Innocence and childlike-faith leads to and is key to that remembrance “of what I was” as the first line of the opening verse of the story so fully and willfully announces. Apparently, the verse is spoken by the person of the elephant character in the story, Kala Nag, as evidenced by such lines as, “I will remember what I was, I am sick of rope and chain” – and “I will forget my ankle-ring and snap my picket stake,”. In a way, the story about Toomai, the young mahout (elephant driver) both explores the realities of adulthood and the eternal and magical possibilities of childhood.
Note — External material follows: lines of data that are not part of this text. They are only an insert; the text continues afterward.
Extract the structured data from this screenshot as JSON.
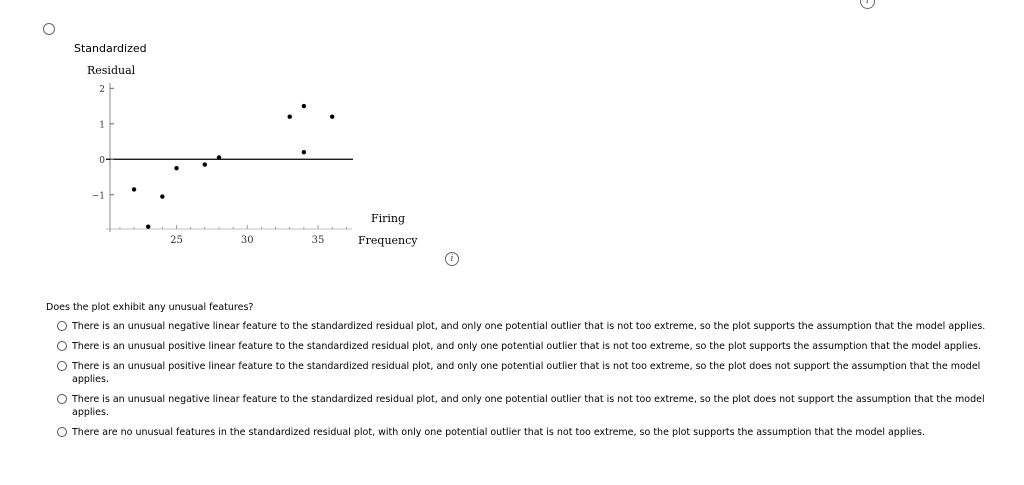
{
  "chart_data": {
    "type": "scatter",
    "xlabel": [
      "Firing",
      "Frequency"
    ],
    "ylabel": [
      "Standardized",
      "Residual"
    ],
    "x_ticks": [
      25,
      30,
      35
    ],
    "y_ticks": [
      2,
      1,
      0,
      -1
    ],
    "y_tick_labels": [
      "2",
      "1",
      "0",
      "−1"
    ],
    "xlim": [
      20.3,
      37.4
    ],
    "ylim": [
      -2.05,
      2.15
    ],
    "reference_line_y": 0,
    "points": [
      {
        "x": 22,
        "y": -0.85
      },
      {
        "x": 23,
        "y": -1.9
      },
      {
        "x": 24,
        "y": -1.05
      },
      {
        "x": 25,
        "y": -0.25
      },
      {
        "x": 27,
        "y": -0.15
      },
      {
        "x": 28,
        "y": 0.05
      },
      {
        "x": 33,
        "y": 1.2
      },
      {
        "x": 34,
        "y": 1.5
      },
      {
        "x": 34,
        "y": 0.2
      },
      {
        "x": 36,
        "y": 1.2
      }
    ]
  },
  "question": "Does the plot exhibit any unusual features?",
  "options": [
    "There is an unusual negative linear feature to the standardized residual plot, and only one potential outlier that is not too extreme, so the plot supports the assumption that the model applies.",
    "There is an unusual positive linear feature to the standardized residual plot, and only one potential outlier that is not too extreme, so the plot supports the assumption that the model applies.",
    "There is an unusual positive linear feature to the standardized residual plot, and only one potential outlier that is not too extreme, so the plot does not support the assumption that the model applies.",
    "There is an unusual negative linear feature to the standardized residual plot, and only one potential outlier that is not too extreme, so the plot does not support the assumption that the model applies.",
    "There are no unusual features in the standardized residual plot, with only one potential outlier that is not too extreme, so the plot supports the assumption that the model applies."
  ],
  "icons": {
    "info": "info-icon",
    "radio": "radio-button-icon"
  }
}
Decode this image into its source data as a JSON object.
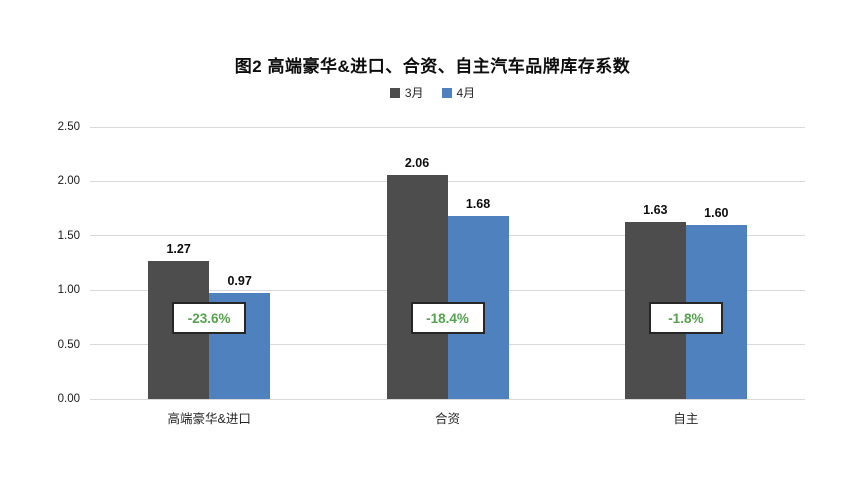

The story is very realistic in that its setting in colonial India, offers a rich background to the theme of the relation between freedom and innocence, of master and servant, of animals and men.

The story starts off with one of the two main characters – the elephant named Kala Nag – a faithful animal under the service of the Indian government and his recalling of his history, both personal (how he has come to value fearlessness because of what his mother taught him) and in the background of India’s history (e.g. “the Afghan War of 1842”. “had seen the Emperor Theodore lying dead in Magdala”). Then the story shifts to the only being whom he is not in fear of — his handler, Big Toomai, the father of Little Toomai, the other main character in the story. Little Toomai declares that of course Kala Nag is also afraid of him, being his future master. When Little Tomai gets introduced to Petersen Sahib, the head of elephant hunting in the locality by virtue of what Big Toomai calls foolishness, catching elephants on his own at a young age – the little elephant handler both gets an unlikely boost to his ego and a challenge that he will not become an elephant handler, unless he sees the elephants dance. To see dancing elephants apparently is a joke among elephant workers which means, that what you wish for will never happen.

The story takes on an a quick turn going to its climax when Kala Nag, serving as his soul guide, takes Little Toomai to witness what will make his dream come true of becoming an elephant handler. When Petersen Sahib and his company checks for evidence of Little Toomai’s tale of the dance of the elephants, they get the proof in the marks left in the jungle that could only be made by elephants congregating from different places to dance in a singular place in the forest.